Drie misverstanden over de parlementaire immuniteit
Hoewel er nog geen jurisprudentie bestaat over de parlementaire immuniteit, vallen twitterberichten of e-mails die tijdens de beraadslagingen in de volksvertegenwoordiging de wereld in worden gestuurd, er waarschijnlijk evenmin onder. Voor wie met zijn tijd wil meegaan, ligt dan een pleidooi voor de hand om hier iets aan te doen, nu het moderne politieke debat immers meer buiten dan in ’s lands vergaderzalen lijkt te worden gevoerd. Dit te meer als men de indruk heeft dat de parlementaire immuniteit in andere landen veel ruimer is dan bij ons. De laatste tijd is door ten minste drie auteurs in de vakbladen inderdaad op deze gronden gepleit voor uitbreiding van de parlementaire immuniteit.
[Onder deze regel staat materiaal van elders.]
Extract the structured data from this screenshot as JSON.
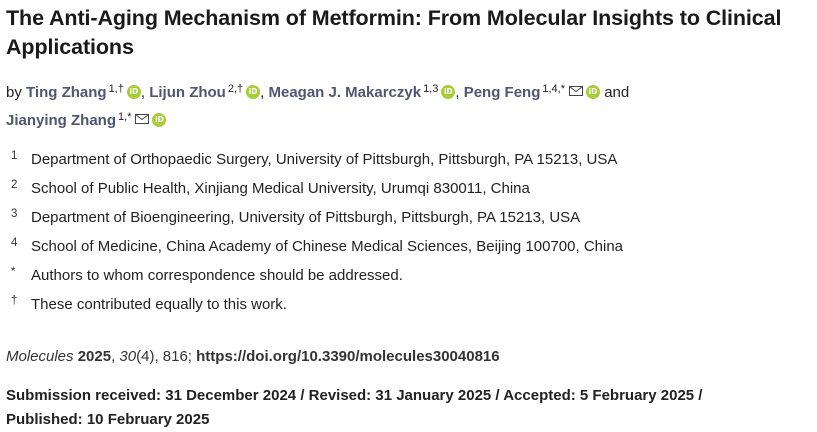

Wie een dergelijk pleidooi houdt, ziet echter een of meer zaken over het hoofd die ik in deze bijdrage zal proberen te verhelderen:
1. De parlementaire immuniteit biedt geen absolute vrijheid van meningsuiting voor parlementariërs in het parlement en is daar ook niet voor bedoeld.
2. In andere Europese landen en in de Verenigde Staten is de regeling van de parlementaire immuniteit niet of nauwelijks ruimer dan bij ons.
3. De jurisprudentie van het Europese Hof voor de Rechten van de Mens laat geen ruimte voor een substantiële uitbreiding van de parlementaire immuniteit, misschien wel het tegendeel. De conclusie moet daarom zijn, dat wie de kans op vervolging van volksvertegenwoordigers wegens uitingsdelicten daadwerkelijk wil verminderen, een pleidooi dient te houden voor verruiming van de vrijheid van meningsuiting voor iedereen.